When Arizona Sen. John McCain met with the Navajo Nation’s tribal government on Saturday at their capital in Window Rock, Arizona, after arriving in a big black SUV, he believed he would be spending the day observing the commemoration of Code Talkers Day. This was not the case. A group of Navajo activists, incensed at the damage done to the Animas River by a toxic chemical spill from an abandoned mine, confronted the senator. Rather than address their concerns, McCain scuttled out a side door, dove into his SUV and sped down the road with the activists sprinting after him shouting, “Get off our land!”

Activists from the Navajo Nation are furious over the Animas River spill, and for good damn reason. The EPA, while attempting to evaluate the toxicity of the long-abandoned Gold King mine, inadvertently released three million gallons of hideously polluted water into the river, turning it a sickly orange color.

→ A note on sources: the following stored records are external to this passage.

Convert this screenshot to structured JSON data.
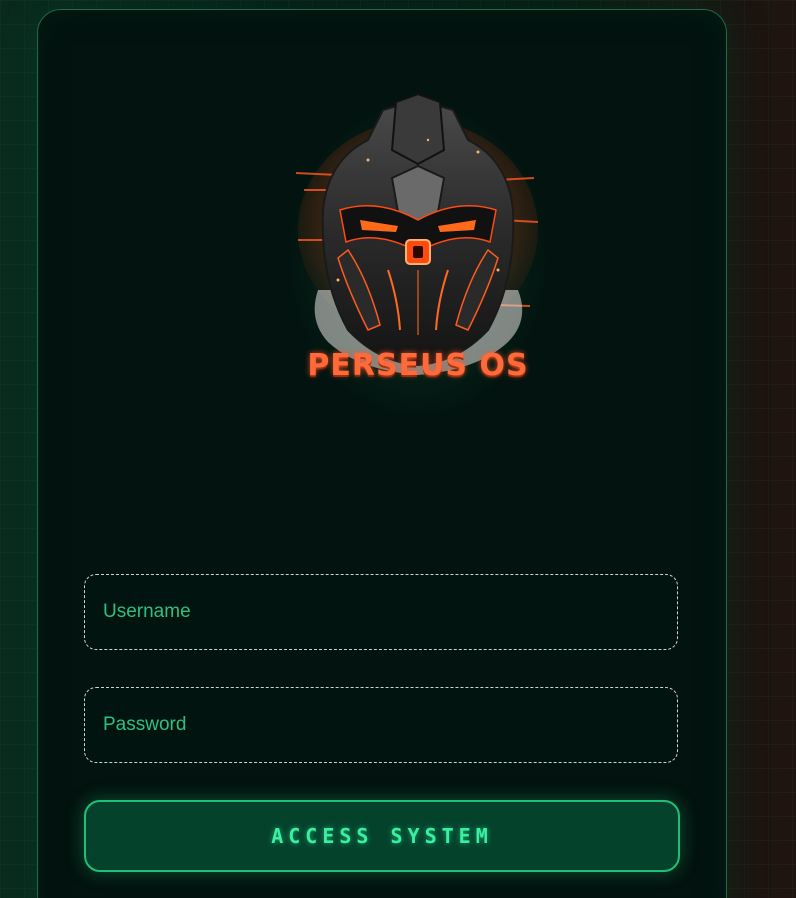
{
  "logo": {
    "text": "PERSEUS OS",
    "icon": "knight-helmet-icon"
  },
  "form": {
    "username_placeholder": "Username",
    "username_value": "",
    "password_placeholder": "Password",
    "password_value": "",
    "submit_label": "ACCESS SYSTEM"
  },
  "colors": {
    "accent": "#2fd18a",
    "button_bg": "#04422c",
    "logo_text": "#ff6a3a",
    "card_bg": "#03130f"
  }
}
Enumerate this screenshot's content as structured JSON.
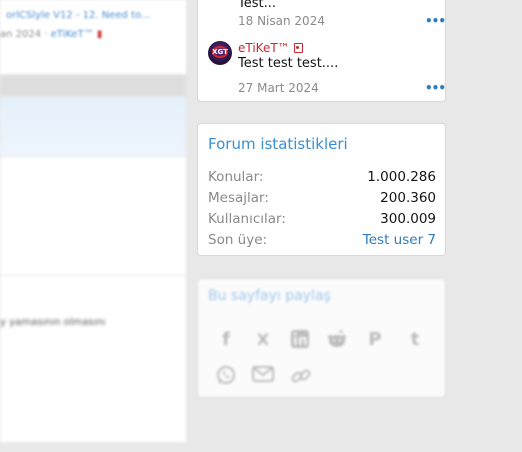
{
  "left": {
    "thread_link": "orlCSlyle V12 - 12. Need to...",
    "thread_meta_date": "an 2024 · ",
    "thread_meta_user": "eTiKeT™",
    "snippet": "y yamasının olmasını"
  },
  "latest_messages": {
    "items": [
      {
        "text": "Test...",
        "date": "18 Nisan 2024",
        "more": "•••"
      },
      {
        "username": "eTiKeT™",
        "text": "Test test test....",
        "date": "27 Mart 2024",
        "more": "•••",
        "avatar_text": "XGT"
      }
    ]
  },
  "stats": {
    "title": "Forum istatistikleri",
    "rows": [
      {
        "label": "Konular:",
        "value": "1.000.286"
      },
      {
        "label": "Mesajlar:",
        "value": "200.360"
      },
      {
        "label": "Kullanıcılar:",
        "value": "300.009"
      },
      {
        "label": "Son üye:",
        "value": "Test user 7"
      }
    ]
  },
  "share": {
    "title": "Bu sayfayı paylaş",
    "icons": [
      "facebook-icon",
      "x-icon",
      "linkedin-icon",
      "reddit-icon",
      "pinterest-icon",
      "tumblr-icon",
      "whatsapp-icon",
      "email-icon",
      "link-icon"
    ]
  },
  "colors": {
    "accent": "#3a8fcf",
    "link": "#2f7bbf",
    "username": "#c8282e",
    "background": "#e8e8e8"
  }
}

The lead level of the released water was at least 12,000 times higher than normal, and also contained extremely high levels of beryllium, mercury, cadmium, iron, copper, zinc and arsenic. The people of the Navajo Nation rely on the river for drinking water, farming, livestock and medicine. It is a lifeline, and now it is dangerous to the touch.

The impact of the spill is not just being felt by the people of the Navajo Nation. That three million gallon orange slick of poison wended its way down the Animas River for some 300 miles until it arrived at and entered Lake Powell, a large reservoir that feeds into the Colorado River, and is a source of drinking water for many cities in the Southwest, including Las Vegas. The EPA and other government agencies are desperately deploying a “Be calm, all is well” argument, but a “team” has been formed to monitor the ongoing damage. Cold comfort indeed.